Friday, September 21, 2007

Content, paid and otherwise

With the New York Times announcing that their idiotic TimesSelect subscription service is finally coming to a close, the web has been filled with the pronouncement that paid content has finally and absolutely been proven impossible to pull off. I think that's a false assessment of the situation, since TImesSelect--a service that essentially just put their opinion writers behind a toll booth--was a poor decision to begin with. In addition, it overlooks (as, let's face it, these things always do) the fact that niche journalism has been able to and continues to be able to pull off paid content (Josh Hooten's excellent Herbivore.com being an example that springs immediately to mind).
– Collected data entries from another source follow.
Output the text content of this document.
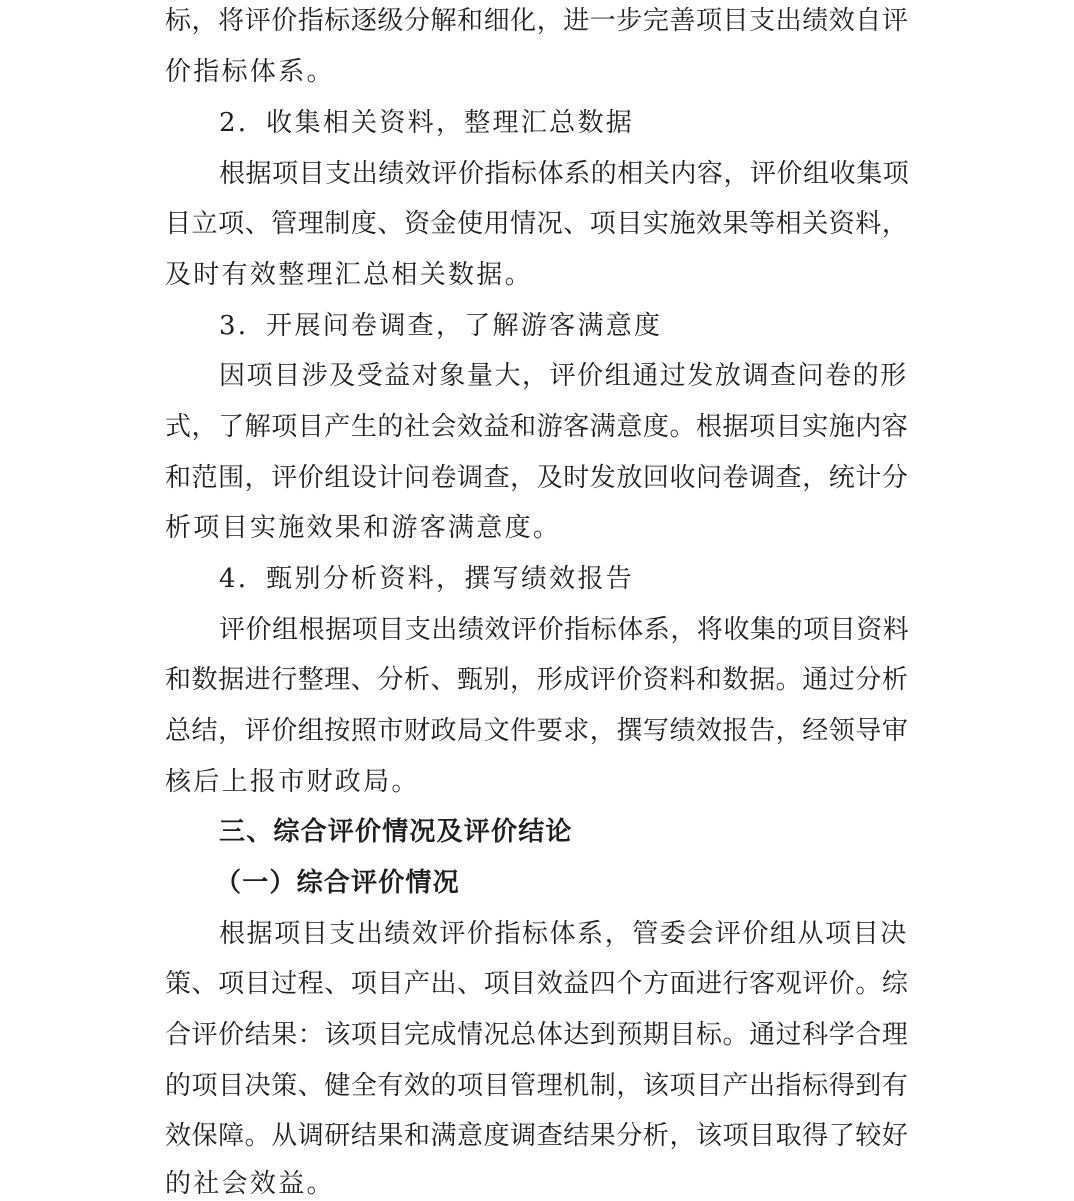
标，将评价指标逐级分解和细化，进一步完善项目支出绩效自评
价指标体系。
2．收集相关资料，整理汇总数据
根据项目支出绩效评价指标体系的相关内容，评价组收集项
目立项、管理制度、资金使用情况、项目实施效果等相关资料，
及时有效整理汇总相关数据。
3．开展问卷调查，了解游客满意度
因项目涉及受益对象量大，评价组通过发放调查问卷的形
式，了解项目产生的社会效益和游客满意度。根据项目实施内容
和范围，评价组设计问卷调查，及时发放回收问卷调查，统计分
析项目实施效果和游客满意度。
4．甄别分析资料，撰写绩效报告
评价组根据项目支出绩效评价指标体系，将收集的项目资料
和数据进行整理、分析、甄别，形成评价资料和数据。通过分析
总结，评价组按照市财政局文件要求，撰写绩效报告，经领导审
核后上报市财政局。
三、综合评价情况及评价结论
（一）综合评价情况
根据项目支出绩效评价指标体系，管委会评价组从项目决
策、项目过程、项目产出、项目效益四个方面进行客观评价。综
合评价结果：该项目完成情况总体达到预期目标。通过科学合理
的项目决策、健全有效的项目管理机制，该项目产出指标得到有
效保障。从调研结果和满意度调查结果分析，该项目取得了较好
的社会效益。
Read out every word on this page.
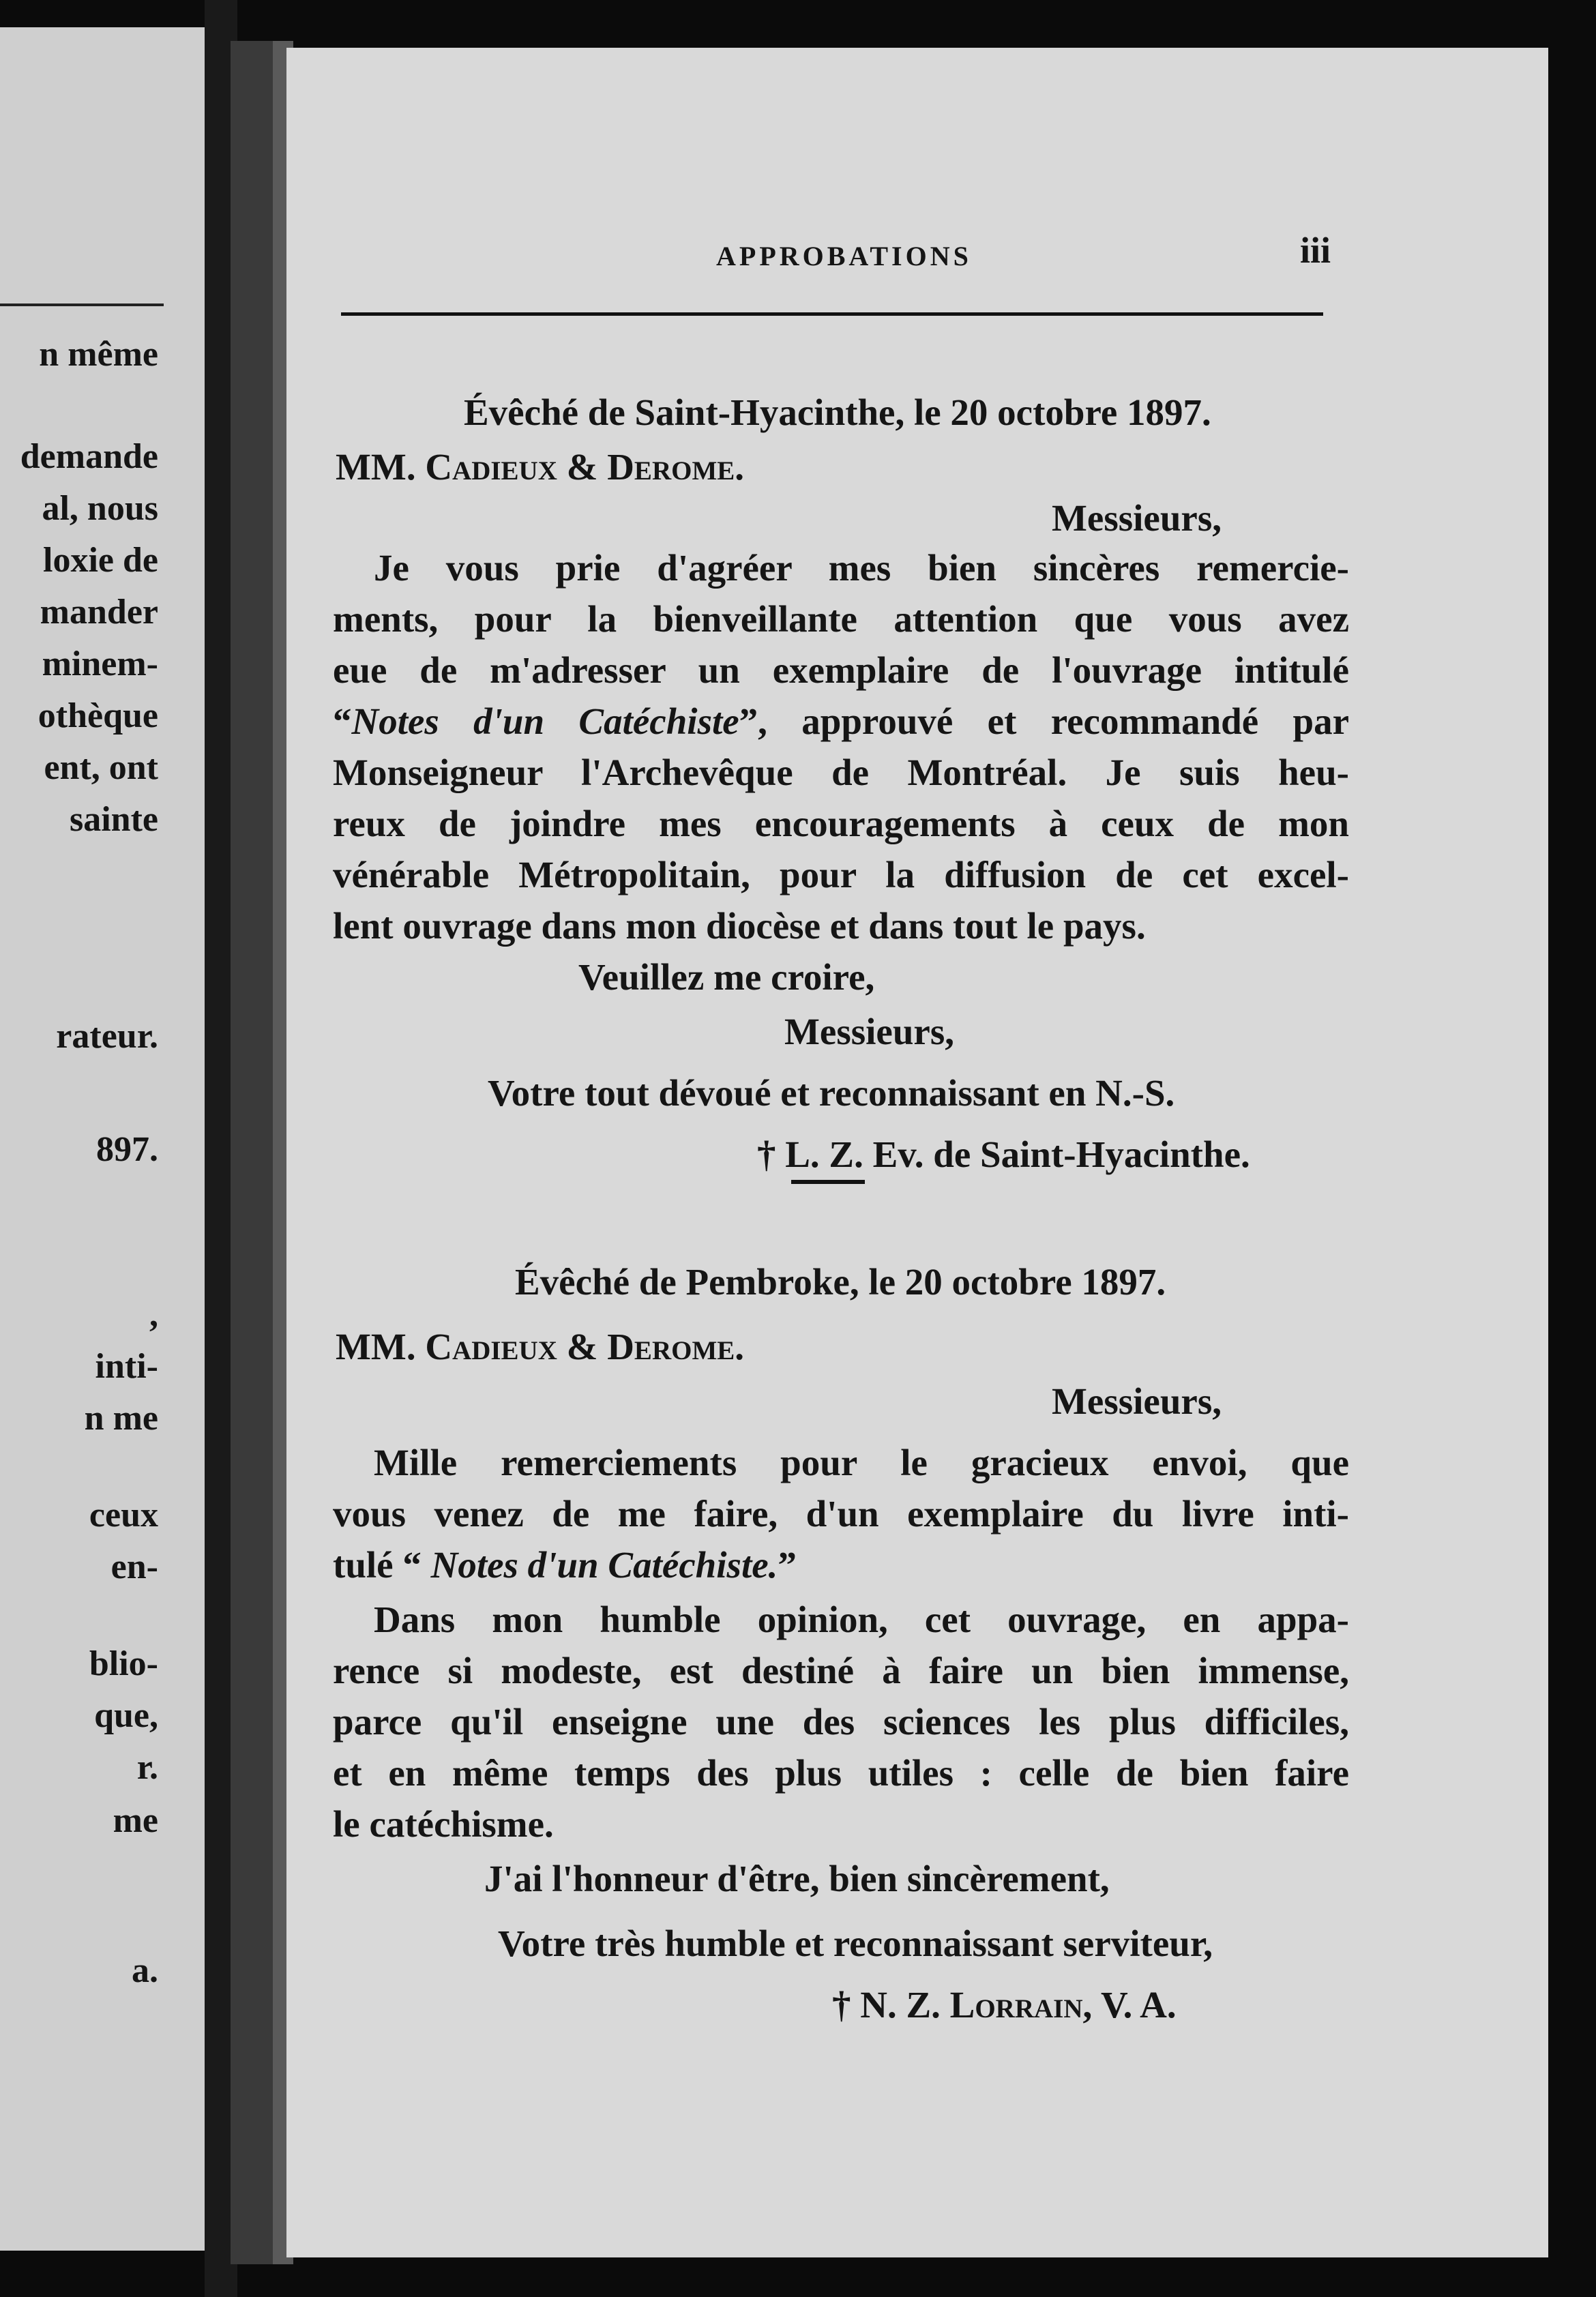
n même
demande
al, nous
loxie de
mander
minem-
othèque
ent, ont
sainte
rateur.
897.
,
inti-
n me
ceux
en-
blio-
que,
r.
me
a.
APPROBATIONS	iii
Évêché de Saint-Hyacinthe, le 20 octobre 1897.
MM. Cadieux & Derome.
Messieurs,
Je vous prie d'agréer mes bien sincères remercie-
ments, pour la bienveillante attention que vous avez
eue de m'adresser un exemplaire de l'ouvrage intitulé
“Notes d'un Catéchiste”, approuvé et recommandé par
Monseigneur l'Archevêque de Montréal. Je suis heu-
reux de joindre mes encouragements à ceux de mon
vénérable Métropolitain, pour la diffusion de cet excel-
lent ouvrage dans mon diocèse et dans tout le pays.
Veuillez me croire,
Messieurs,
Votre tout dévoué et reconnaissant en N.-S.
† L. Z. Ev. de Saint-Hyacinthe.
Évêché de Pembroke, le 20 octobre 1897.
MM. Cadieux & Derome.
Messieurs,
Mille remerciements pour le gracieux envoi, que
vous venez de me faire, d'un exemplaire du livre inti-
tulé “ Notes d'un Catéchiste.”
Dans mon humble opinion, cet ouvrage, en appa-
rence si modeste, est destiné à faire un bien immense,
parce qu'il enseigne une des sciences les plus difficiles,
et en même temps des plus utiles : celle de bien faire
le catéchisme.
J'ai l'honneur d'être, bien sincèrement,
Votre très humble et reconnaissant serviteur,
† N. Z. Lorrain, V. A.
All that said, Jeff Jarvis, who I often find to have drunk a little too much of the Kool-Aid, does raise a good point that's often overlooked in the whole print vs. digital debate when he says:
Don’t let anyone tell you that this is bad for the content business. It’s only good sense. Having worked in the magazine business, I saw this even at the dawn of the internet: As I said above, a magazine has to pay up to $30-40 in marketing costs to acquire subscribers; it can pay up to $5-7 to print and distribute a copy of a glossy magazine; it has high editorial costs. Add that up, and a magazine can find itself in the hole $60 or more per subscriber in the first year of a subscription. And they get as little as $1 per issue in subscription revenue. Yet clearly, a magazine can make money because that subscriber’s value to advertisers is much greater.

It’s the relationship that is valuable. It’s the relationship that is profitable, not the control of the content or the distribution.

Well said and exactly right: The amounts spent on acquiring readers for print publications is huge, and it's much simpler online where good content can act as your best marketing tool. Toss in the actual physical cost to print (not write) and distribute and you've got even more money on the table. Take all that out of the equation and you begin to make up the losses due to the lower cost of online advertising.